How to Make Chocolate-Covered Strawberries that are delicious, stunning, and ultra impressive. These gourmet-looking treats are surprisingly easy and make the perfect edible gift for Valentine's Day.
Place the semisweet chocolate and 3/4 teaspoon coconut oil in a small, deep microwave-safe bowl (a 2-cup measuring cup works well here). Microwave in 30-second bursts, stirring between each burst, until just melted. Be careful not to overheat.
Insert a toothpick into the strawberry’s stem, pushing the leaves upward, and dip into the semisweet chocolate, coating completely. Tapping the toothpick, let the excess chocolate fall back into the bowl. If desired, dip into a shallow bowl of chocolate chips, nuts, or sprinkles. Set the strawberry on the parchment, sliding forward slightly, and continue with the remaining strawberries. If the chocolate becomes too cool and firm at any point, simply reheat briefly in the microwave.
If a drizzle topping is desired, place the white chocolate and 1/4 teaspoon coconut oil in a microwave-safe bowl. Microwave for 30 seconds, stir, then 15-second increments, stirring between each burst, until just melted. Be careful not to overheat.

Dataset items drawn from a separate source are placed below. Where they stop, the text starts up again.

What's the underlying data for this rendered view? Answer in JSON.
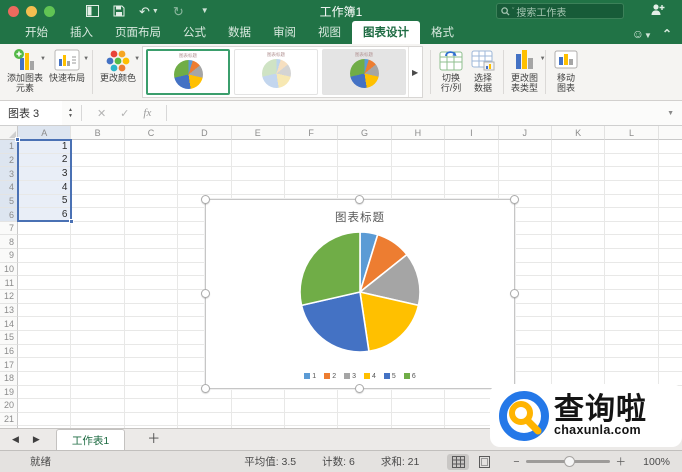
{
  "titlebar": {
    "title": "工作簿1",
    "search_placeholder": "搜索工作表"
  },
  "menu_tabs": {
    "items": [
      {
        "label": "开始",
        "active": false
      },
      {
        "label": "插入",
        "active": false
      },
      {
        "label": "页面布局",
        "active": false
      },
      {
        "label": "公式",
        "active": false
      },
      {
        "label": "数据",
        "active": false
      },
      {
        "label": "审阅",
        "active": false
      },
      {
        "label": "视图",
        "active": false
      },
      {
        "label": "图表设计",
        "active": true
      },
      {
        "label": "格式",
        "active": false
      }
    ]
  },
  "ribbon": {
    "add_chart_element": "添加图表\n元素",
    "quick_layout": "快速布局",
    "change_colors": "更改颜色",
    "switch_row_col": "切换\n行/列",
    "select_data": "选择\n数据",
    "change_chart_type": "更改图\n表类型",
    "move_chart": "移动\n图表"
  },
  "gallery": {
    "items": [
      {
        "selected": true,
        "bg": "#ffffff",
        "palette": [
          "#5B9BD5",
          "#ED7D31",
          "#A5A5A5",
          "#FFC000",
          "#4472C4",
          "#70AD47"
        ]
      },
      {
        "selected": false,
        "bg": "#ffffff",
        "palette": [
          "#bcd5ec",
          "#f6dfc0",
          "#d4d4d4",
          "#f7e8b3",
          "#c3d6ee",
          "#cfe3c4"
        ]
      },
      {
        "selected": false,
        "bg": "#e4e4e4",
        "palette": [
          "#5B9BD5",
          "#ED7D31",
          "#A5A5A5",
          "#FFC000",
          "#4472C4",
          "#70AD47"
        ]
      }
    ]
  },
  "formula_bar": {
    "name_box": "图表 3"
  },
  "grid": {
    "columns": [
      "A",
      "B",
      "C",
      "D",
      "E",
      "F",
      "G",
      "H",
      "I",
      "J",
      "K",
      "L",
      ""
    ],
    "row_count": 22,
    "a_values": [
      "1",
      "2",
      "3",
      "4",
      "5",
      "6"
    ],
    "selected_rows": 6
  },
  "chart_data": {
    "type": "pie",
    "title": "图表标题",
    "categories": [
      "1",
      "2",
      "3",
      "4",
      "5",
      "6"
    ],
    "values": [
      1,
      2,
      3,
      4,
      5,
      6
    ],
    "colors": [
      "#5B9BD5",
      "#ED7D31",
      "#A5A5A5",
      "#FFC000",
      "#4472C4",
      "#70AD47"
    ],
    "legend_position": "bottom"
  },
  "sheet_bar": {
    "tabs": [
      {
        "label": "工作表1",
        "active": true
      }
    ]
  },
  "status_bar": {
    "ready": "就绪",
    "average": "平均值: 3.5",
    "count": "计数: 6",
    "sum": "求和: 21",
    "zoom": "100%"
  },
  "watermark": {
    "brand": "查询啦",
    "domain": "chaxunla.com"
  },
  "icons": {
    "caret_down": "▼",
    "gallery_next": "▶",
    "sheet_prev": "◀",
    "sheet_next": "▶",
    "add_sheet": "＋",
    "cancel": "✕",
    "confirm": "✓",
    "fx": "fx",
    "stepper_up": "▲",
    "stepper_down": "▼",
    "undo": "↶",
    "redo": "↻",
    "toolbar_more": "▼",
    "smiley": "☺",
    "collapse_ribbon": "⌃",
    "zoom_out": "−",
    "zoom_in": "＋",
    "search_caret": "ˇ"
  },
  "colors": {
    "excel_green": "#217346",
    "selection_blue": "#4A71B4",
    "traffic_red": "#ED6A5E",
    "traffic_yellow": "#F4BE50",
    "traffic_green": "#61C454",
    "logo_blue": "#2478E8",
    "logo_yellow": "#FFB400"
  }
}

Remove the white chocolate to a piping bag or ziptop bag and snip a very small hole in one corner. With the toothpick still inserted, lift the strawberry up and drizzle the white chocolate over the strawberry, placing back on the parchment when finished. This will result in a cleaner, prettier drizzle. Drizzling directly on the baking sheet is doable but may result in a messier appearance. Repeat until all strawberries are decorated.
Let the strawberries set before serving, about 30 minutes at room temperature or 15 minutes in the fridge. Remove toothpicks before serving.